Firefly was recognized as one of only three vendors in this inaugural category.

Two DORAs, One Compliance Nightmare

There are actually two DORAs converging in ways that should terrify traditional DR vendors.

  1. Engineering DORA gave us four metrics for high-performing teams: deployment frequency, lead time, change failure rate, and mean time to recovery (MTTR).
  2. Regulatory DORA just made those metrics legally mandatory for financial institutions. 

Organizations must:

  • Define and prove specific RTOs and RPOs
  • Test recovery plans regularly, not annually
  • Demonstrate the ability to migrate workloads if a cloud provider fails
  • Accept full accountability (that means no pointing fingers at cloud vendors)

If your actual MTTR doesn't match your documented RTO, you're not just operationally unprepared. You're non-compliant.

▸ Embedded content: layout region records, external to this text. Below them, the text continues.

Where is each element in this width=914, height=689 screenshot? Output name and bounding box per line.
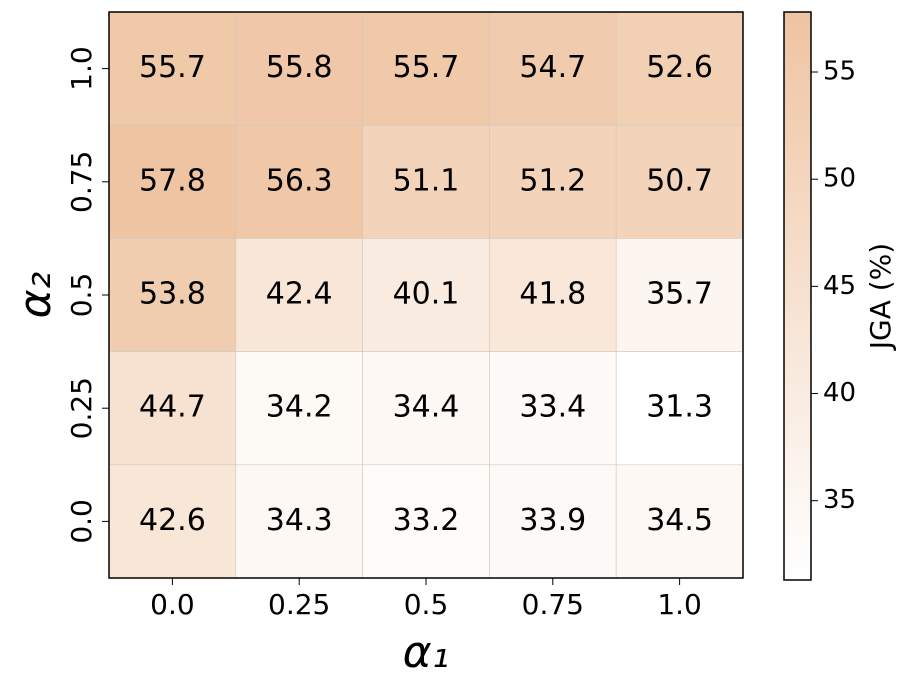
cell-label: 56.3	[266, 163, 333, 198]
cell-label: 31.3	[646, 390, 713, 425]
colorbar-label: JGA (%)	[864, 243, 897, 351]
cell	[489, 351, 617, 466]
cell-label: 57.8	[139, 163, 206, 198]
y-tick-label: 0.75	[65, 151, 98, 213]
x-tick-label: 0.5	[404, 588, 449, 621]
cell-label: 34.3	[266, 503, 333, 538]
x-tick-label: 1.0	[657, 588, 702, 621]
cell-label: 34.4	[393, 390, 460, 425]
cell-label: 41.8	[519, 277, 586, 312]
cell-label: 33.2	[393, 503, 460, 538]
cell	[108, 11, 237, 126]
x-axis-label: α₁	[403, 627, 450, 678]
cell-label: 44.7	[139, 390, 206, 425]
cell-label: 53.8	[139, 277, 206, 312]
x-tick-label: 0.75	[522, 588, 584, 621]
cell	[235, 11, 363, 126]
cell-label: 33.4	[519, 390, 586, 425]
cell-label: 42.4	[266, 277, 333, 312]
y-axis-label: α₂	[10, 272, 61, 319]
cell	[235, 464, 363, 579]
cell	[362, 464, 490, 579]
y-tick-label: 0.0	[65, 499, 98, 544]
cell	[489, 238, 617, 352]
cell-label: 50.7	[646, 163, 713, 198]
x-tick-label: 0.25	[268, 588, 330, 621]
cell-label: 55.7	[139, 50, 206, 85]
cell	[108, 124, 237, 239]
y-tick-label: 0.5	[65, 273, 98, 318]
cell-label: 55.8	[266, 50, 333, 85]
cell-label: 35.7	[646, 277, 713, 312]
cell-label: 51.1	[393, 163, 460, 198]
colorbar-tick-label: 35	[823, 485, 856, 515]
colorbar-tick-label: 40	[823, 378, 856, 408]
colorbar-tick-label: 45	[823, 271, 856, 301]
cell-label: 40.1	[393, 277, 460, 312]
cell	[362, 124, 490, 239]
cell	[108, 464, 237, 579]
cell	[615, 464, 744, 579]
cell-label: 33.9	[519, 503, 586, 538]
cell	[362, 238, 490, 352]
y-tick-label: 1.0	[65, 46, 98, 91]
cell-label: 42.6	[139, 503, 206, 538]
cell	[615, 11, 744, 126]
cell	[362, 351, 490, 466]
cell-label: 51.2	[519, 163, 586, 198]
cell	[235, 351, 363, 466]
colorbar-tick-label: 50	[823, 164, 856, 194]
cell	[489, 11, 617, 126]
cell	[235, 238, 363, 352]
cell-label: 54.7	[519, 50, 586, 85]
cell	[235, 124, 363, 239]
cell-label: 55.7	[393, 50, 460, 85]
x-tick-label: 0.0	[150, 588, 195, 621]
colorbar-tick-label: 55	[823, 57, 856, 87]
colorbar	[783, 11, 812, 581]
cell	[615, 124, 744, 239]
y-tick-label: 0.25	[65, 377, 98, 439]
cell-label: 52.6	[646, 50, 713, 85]
cell-label: 34.2	[266, 390, 333, 425]
cell	[615, 238, 744, 352]
cell-label: 34.5	[646, 503, 713, 538]
cell	[615, 351, 744, 466]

Most organizations have never measured their real recovery time under production conditions. DORA demands they do exactly that. And prove it.

Why Disaster Recovery-as-Code Actually Matters

Traditional disaster recovery is documented fiction. Runbooks six months out of date. Terraform configs that don't reflect production. Manual steps only three people know — and one of them is no longer on your team.

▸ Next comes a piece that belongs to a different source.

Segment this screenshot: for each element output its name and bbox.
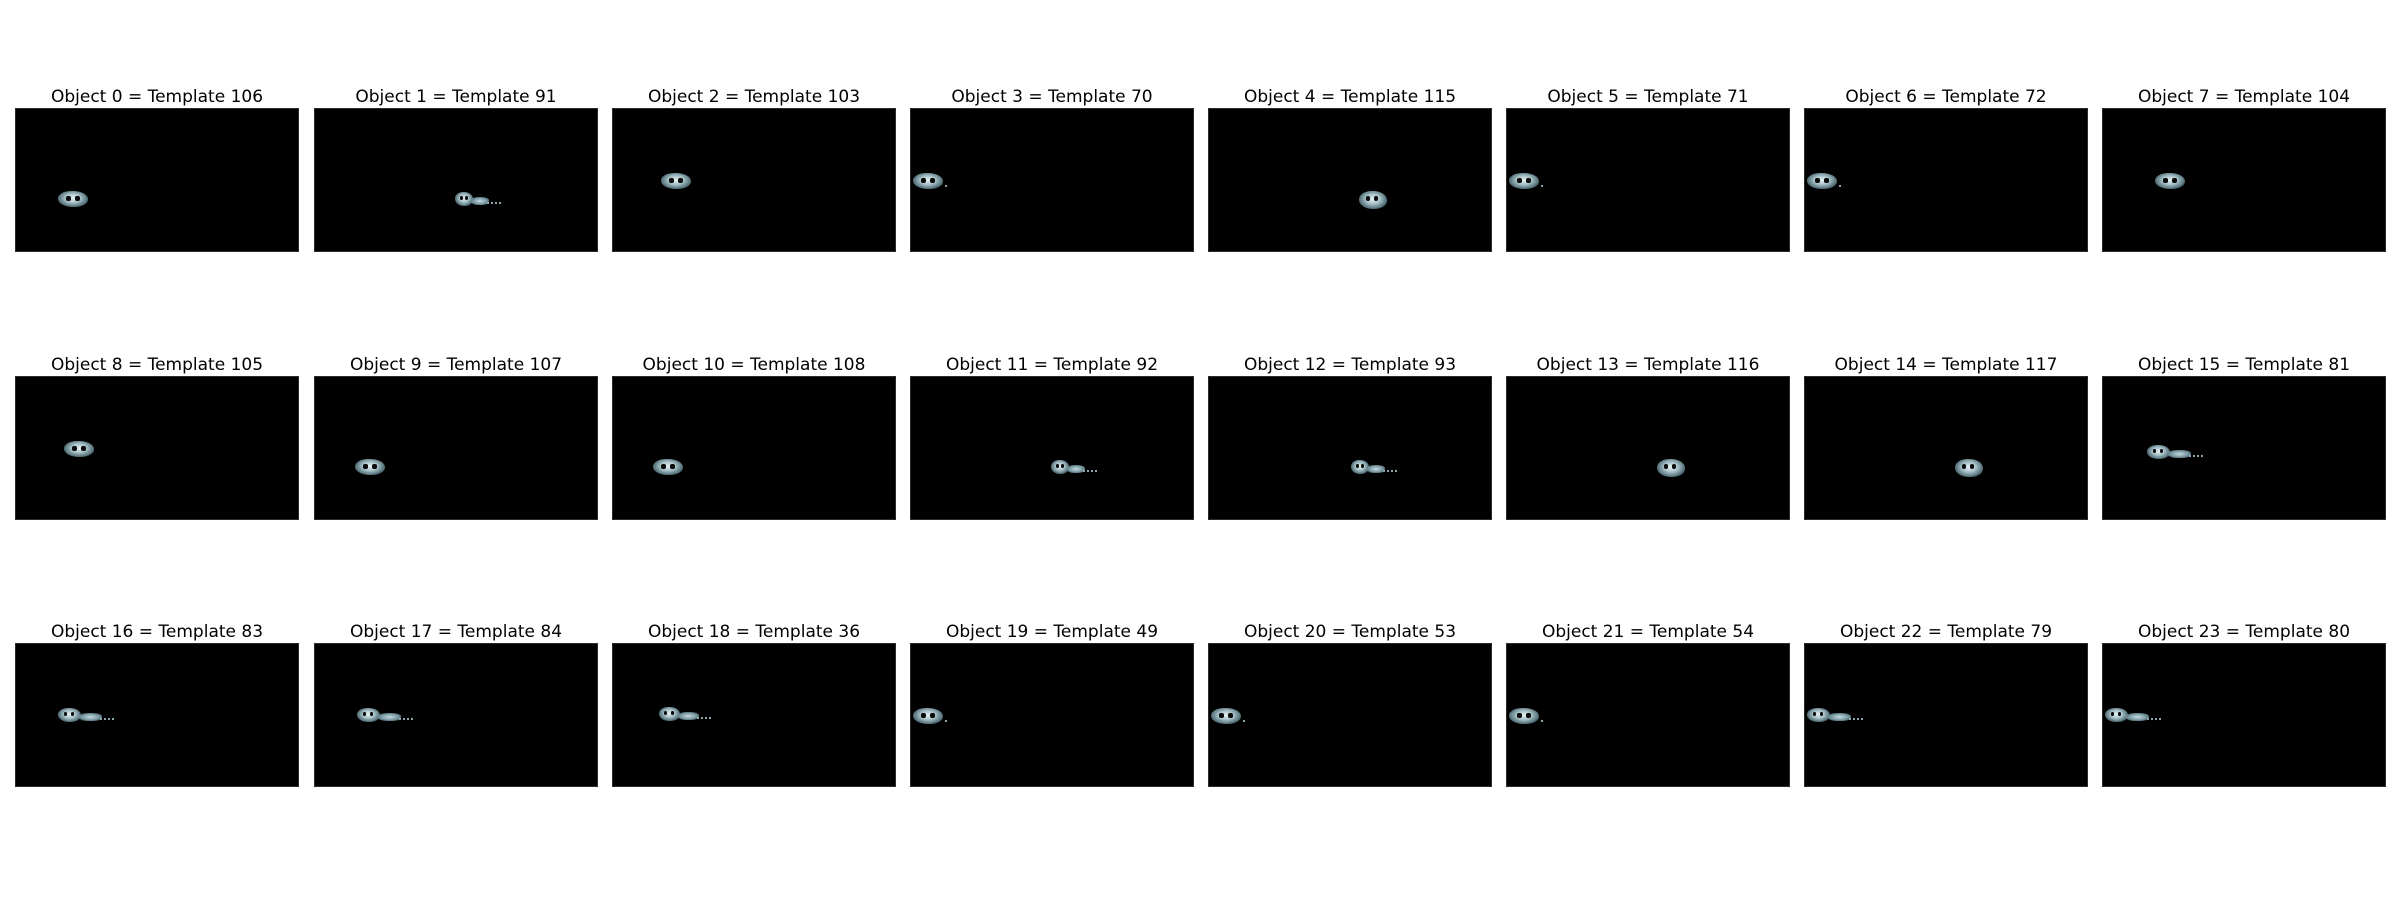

Disaster Recovery-as-Code changes the game.

Every layer of your infrastructure becomes code. IAM policies, networking configurations, Kubernetes manifests, service dependencies: everything. Version-controlled, tested, and deployed through automated pipelines.

When disaster strikes, recovery is redeployment, not reassembly.

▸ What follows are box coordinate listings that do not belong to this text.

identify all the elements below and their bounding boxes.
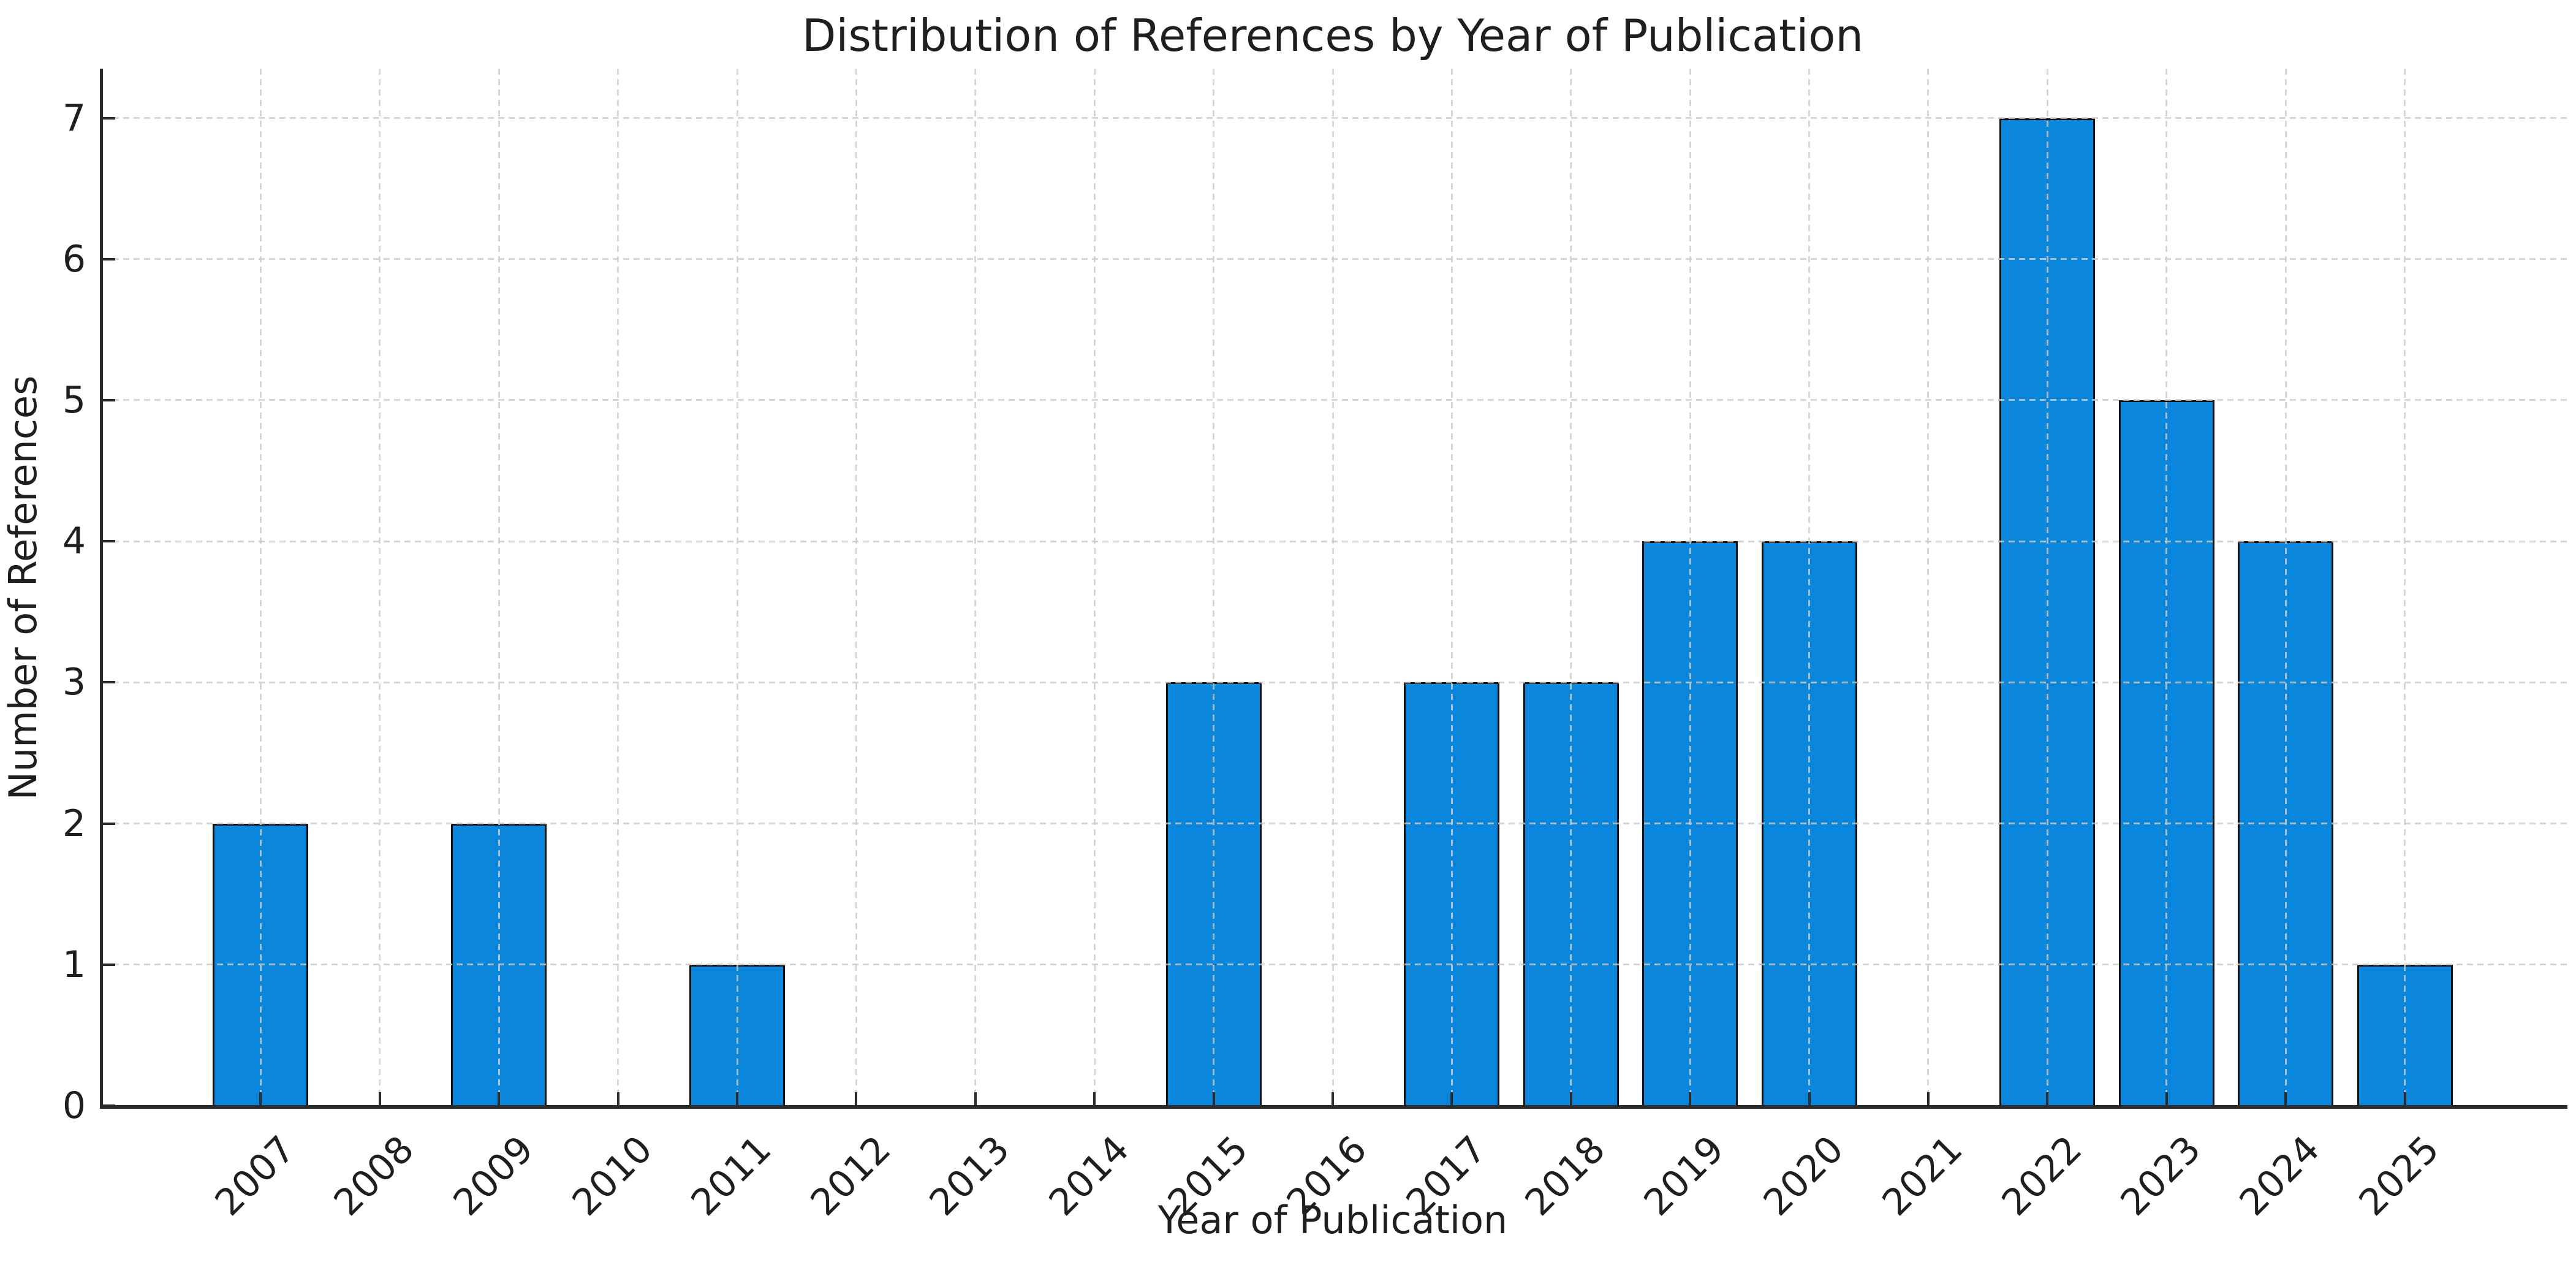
x-tick-2012	[855, 1092, 858, 1106]
v-gridline-2012	[855, 69, 857, 1106]
v-gridline-2008	[379, 69, 381, 1106]
y-axis-label: Number of References	[1, 375, 45, 800]
v-gridline-2013	[974, 69, 977, 1106]
v-gridline-2021	[1927, 69, 1930, 1106]
h-gridline-5	[102, 399, 2567, 401]
v-gridline-2018	[1570, 69, 1572, 1106]
y-tick-1	[103, 963, 115, 966]
y-tick-4	[103, 540, 115, 543]
v-gridline-2009	[498, 69, 500, 1106]
v-gridline-2017	[1450, 69, 1453, 1106]
v-gridline-2025	[2404, 69, 2406, 1106]
y-tick-label-0: 0	[62, 1084, 86, 1127]
x-tick-2021	[1926, 1092, 1930, 1106]
x-tick-2009	[498, 1092, 501, 1106]
x-tick-2013	[974, 1092, 977, 1106]
h-gridline-2	[102, 823, 2567, 825]
v-gridline-2014	[1093, 69, 1096, 1106]
x-tick-2022	[2046, 1092, 2049, 1106]
v-gridline-2007	[259, 69, 262, 1106]
x-tick-2007	[259, 1092, 262, 1106]
h-gridline-7	[102, 117, 2567, 120]
x-tick-2024	[2284, 1092, 2287, 1106]
chart-title: Distribution of References by Year of Pu…	[801, 10, 1864, 61]
x-tick-2023	[2165, 1092, 2168, 1106]
v-gridline-2023	[2165, 69, 2168, 1106]
v-gridline-2015	[1213, 69, 1215, 1106]
y-tick-label-7: 7	[62, 96, 86, 140]
left-spine	[100, 69, 103, 1108]
y-tick-label-6: 6	[62, 237, 86, 281]
y-tick-6	[103, 257, 115, 260]
v-gridline-2022	[2046, 69, 2048, 1106]
x-tick-2017	[1450, 1092, 1453, 1106]
x-tick-2019	[1689, 1092, 1692, 1106]
bottom-spine	[100, 1105, 2567, 1109]
x-tick-2015	[1212, 1092, 1215, 1106]
v-gridline-2010	[617, 69, 619, 1106]
h-gridline-1	[102, 964, 2567, 966]
y-tick-0	[103, 1104, 115, 1107]
y-tick-label-2: 2	[62, 802, 86, 845]
h-gridline-6	[102, 258, 2567, 260]
y-tick-label-4: 4	[62, 520, 86, 563]
x-axis-label: Year of Publication	[1157, 1198, 1508, 1242]
y-tick-label-1: 1	[62, 943, 86, 986]
v-gridline-2024	[2284, 69, 2287, 1106]
x-tick-2025	[2403, 1092, 2406, 1106]
h-gridline-4	[102, 540, 2567, 542]
v-gridline-2019	[1689, 69, 1691, 1106]
y-tick-7	[103, 116, 115, 120]
y-tick-2	[103, 822, 115, 825]
x-tick-2014	[1093, 1092, 1096, 1106]
x-tick-2016	[1332, 1092, 1334, 1106]
v-gridline-2011	[736, 69, 738, 1106]
v-gridline-2016	[1332, 69, 1334, 1106]
y-tick-3	[103, 681, 115, 684]
v-gridline-2020	[1808, 69, 1811, 1106]
y-tick-5	[103, 398, 115, 401]
x-tick-2008	[378, 1092, 381, 1106]
x-tick-2018	[1569, 1092, 1572, 1106]
x-tick-2010	[616, 1092, 619, 1106]
y-tick-label-3: 3	[62, 661, 86, 704]
x-tick-2020	[1808, 1092, 1811, 1106]
h-gridline-3	[102, 681, 2567, 683]
x-tick-2011	[736, 1092, 739, 1106]
y-tick-label-5: 5	[62, 378, 86, 422]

The DORA compliance implications:

  • Continuous testing: Spin up recovery environments on-demand, validate, tear down. No more dreaded annual DR drills.
  • Audit trails by default: Every change, test, and recovery is logged. Regulators want evidence? Here's your git history.
  • Portable by design: Redeploy to another cloud provider if your primary fails. DORA's exit strategy requirement? Solved.
  • Real MTTR, not fantasy RTO: You're measuring actual recovery time with every test.

The Accountability Problem No One Wants to Talk About

DORA's most radical requirement: financial institutions are accountable for resilience.

Your cloud provider has an outage? Your problem. Your backup vendor's tool goes down? Your problem. Regulators don't care about vendor SLAs. They want to know that you can recover independently.

This exposes a critical flaw in most CAIRS solutions: they're built on the cloud providers' own tooling. If AWS is down, your AWS-native recovery tool is also unavailable. Firefly operates as an independent control plane outside the failing environment: giving you actual independence when it matters most.

What's Your Real MTTR? (You Don't Know)

Stop thinking about your documented RTO. Start measuring your actual Mean Time to Recovery.

RTO is aspirational. It’s a number that makes executives comfortable. MTTR is reality: how long it actually takes to go from "everything is on fire" to "we're operational."

Most organizations have no idea what their real MTTR is. They've never tested end-to-end recovery at production scale under actual failure conditions.

DORA is about to force them to find out. The gap between RTO and real MTTR is where compliance fails, customer trust evaporates, and board conversations get uncomfortable.

Every Industry Is Next

DORA isn't just a banking problem. Financial services got hit first because regulators worry about systemic risk. But every industry is headed toward the same reckoning. The CAIRS category is codifying what the market already knows: traditional disaster recovery is fundamentally broken for cloud-native applications.

Stop Lying to Yourself About Recovery

You can't just claim you can recover in two hours anymore. You have to prove it with tests, evidence, and real MTTR data. For organizations relying on backup tools designed for last decade's infrastructure, that's a scary reality.

For those who've embraced Disaster Recovery-as-Code? It's validation. And fortunately, Firefly customers aren't scrambling to meet DORA requirements because they're already there.

The gap between your RTO and reality is fixable. Now, DORA is the wake-up call. Will you answer it before or after your next outage?